My background

September 22, 2018

This isn’t my resume, but more like a statement of where my career started and where it’s been and maybe I’ll say something about where its going.

I started with a few very different opportunities from college. I could have worked at a computer re-seller (and services), or a defense contractor, or a telecommunications company, or a chip manufacturer. Since I had a computer engineering degree I ended up at a chip place. (Btw, kind of disappointed on their recent security vulnerabilities and how they handled them).

I worked with flash memory when I started at Intel. I kind of felt that flash was very important and lots of hand-held devices would need them, and if I was the big huncho I would have increased production of those chips, but unknown to me, the margins on those devices were stiff and Intel didn’t expand. I ended learning a little bit of C programming and more about Perl. I read my first really good programming book. I knew software was the place to be so then I quickly switched to a more software oriented role at the company. I did device driver programming. The funny thing was my device driver code didn’t control a device. It actually “stopped” the CPU and date the BIOS software. It was kind of fun to work that closely to the metal. I had an exposed mother board sitting on my desk and was debugging/running my code on that. It was tough because if you had a memory violation you basically crashed the system. Nothing to protect you when you are running in kernel space.
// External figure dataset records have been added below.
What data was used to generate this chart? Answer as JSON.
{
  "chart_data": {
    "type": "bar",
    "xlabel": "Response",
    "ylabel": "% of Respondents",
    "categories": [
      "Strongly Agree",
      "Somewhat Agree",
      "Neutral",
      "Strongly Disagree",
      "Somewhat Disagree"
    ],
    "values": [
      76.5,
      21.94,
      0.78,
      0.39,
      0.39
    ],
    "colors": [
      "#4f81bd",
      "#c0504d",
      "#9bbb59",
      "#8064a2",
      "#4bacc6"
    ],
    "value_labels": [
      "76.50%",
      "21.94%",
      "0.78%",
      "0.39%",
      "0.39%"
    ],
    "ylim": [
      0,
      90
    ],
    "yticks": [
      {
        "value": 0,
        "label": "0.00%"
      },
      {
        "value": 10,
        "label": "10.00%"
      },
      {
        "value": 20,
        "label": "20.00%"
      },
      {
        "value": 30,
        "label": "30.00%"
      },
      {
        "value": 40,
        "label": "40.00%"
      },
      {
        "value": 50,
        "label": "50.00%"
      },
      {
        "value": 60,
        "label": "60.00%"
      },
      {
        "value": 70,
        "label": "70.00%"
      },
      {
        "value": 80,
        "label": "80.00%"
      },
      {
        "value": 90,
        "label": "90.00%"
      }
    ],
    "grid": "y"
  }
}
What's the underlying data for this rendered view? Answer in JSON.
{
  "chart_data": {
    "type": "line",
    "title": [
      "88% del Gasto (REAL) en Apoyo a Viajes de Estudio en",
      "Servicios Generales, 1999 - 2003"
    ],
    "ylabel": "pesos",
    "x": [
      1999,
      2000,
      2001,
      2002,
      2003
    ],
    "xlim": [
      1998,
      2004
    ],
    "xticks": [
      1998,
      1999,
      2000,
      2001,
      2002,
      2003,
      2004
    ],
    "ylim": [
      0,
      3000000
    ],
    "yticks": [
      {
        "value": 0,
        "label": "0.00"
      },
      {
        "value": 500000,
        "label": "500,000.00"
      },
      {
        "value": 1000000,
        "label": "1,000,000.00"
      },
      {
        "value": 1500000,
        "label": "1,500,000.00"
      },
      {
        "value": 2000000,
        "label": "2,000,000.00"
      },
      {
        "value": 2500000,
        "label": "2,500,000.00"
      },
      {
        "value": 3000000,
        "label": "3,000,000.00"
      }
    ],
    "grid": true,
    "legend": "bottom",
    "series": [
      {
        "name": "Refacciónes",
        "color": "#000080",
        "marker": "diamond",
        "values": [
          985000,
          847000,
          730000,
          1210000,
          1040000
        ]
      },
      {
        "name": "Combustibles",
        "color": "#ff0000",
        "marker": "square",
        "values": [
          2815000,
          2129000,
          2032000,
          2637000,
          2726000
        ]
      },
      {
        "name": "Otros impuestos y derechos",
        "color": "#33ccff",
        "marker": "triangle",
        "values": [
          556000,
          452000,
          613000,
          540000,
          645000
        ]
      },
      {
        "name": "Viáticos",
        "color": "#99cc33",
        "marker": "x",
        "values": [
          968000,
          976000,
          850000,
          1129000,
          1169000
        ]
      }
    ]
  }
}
After 1.5 years I felt that I had enough of California and had to move back to Chicago to help out with the family. I kind of didn’t want to leave California. I actually should have moved in the other direction…east…to the bay area or SF. I should have gotten into the thick of the dotcom bubble. Instead I picked up a job at a company developing C++.

C++ is and was a difficult language to learn and especially with some complex templates it can be excruciatingly hard to read and maintain. I spent a considerable amount of time trying to become a C++ expert. I read all the important books and studied up on STL. Even though I excelled at getting a good grasp of the language, my career went stagnant. I wasn’t really learning anything and the product we were creating wasn’t really changing much. Also I knew the future of software development was in the web. I should have changed jobs sooner but eventually I found a way out and started working at a small real estate marketing company (4 devs including myself) that did C#, web services and small web sites.

I finally learned something about software design and development. I got introduced to Agile and TDD. It really opened my eyes. I kind of got that idea at the previous place and tried to implement unit testing and more readable code, but it wasn’t valued much. We made sure the code was tested and was readable and I had freedom to push new technologies and make an impact on the customers. I became quite competent at C#, and got started with Javascript (AngularJS). But after almost 3 years I did feel I outgrew the position. After failing an Amazon interview (which in itself is a story), I landed a new company which showed me that I still had plenty to learn.

I’m not a huge fan of working in retail, but there are things to learn wherever you get position at a company that relies on modern technology. What I did learn was more about enterprise software development. Latency, metrics, logging and working on a decent sized team are all things that I really didn’t capture on previous jobs. I needed to take those things into account and also there was the pressure of getting a feature to market quickly. I didn’t work too many late nights, but enough to get me up to speed on some modern software techniques and practices. Still there are currently a few things to learn still and I’m glad I can see what is left. I also felt that I became an expert at front-end development, especially Javascript and CSS. Also I learned a lot about NodeJS.

Maybe another move is in the future? To change the landscape is not always the best thing (the grass isn’t always greener), but on occasion it does pay off. I think the focus is going to be mobile in my career, but also I think I have talent to manage. To hire, develop and train engineers is something that I got a taste off and I think definitely I can handle the different aspects of management, which are good communication and leadership.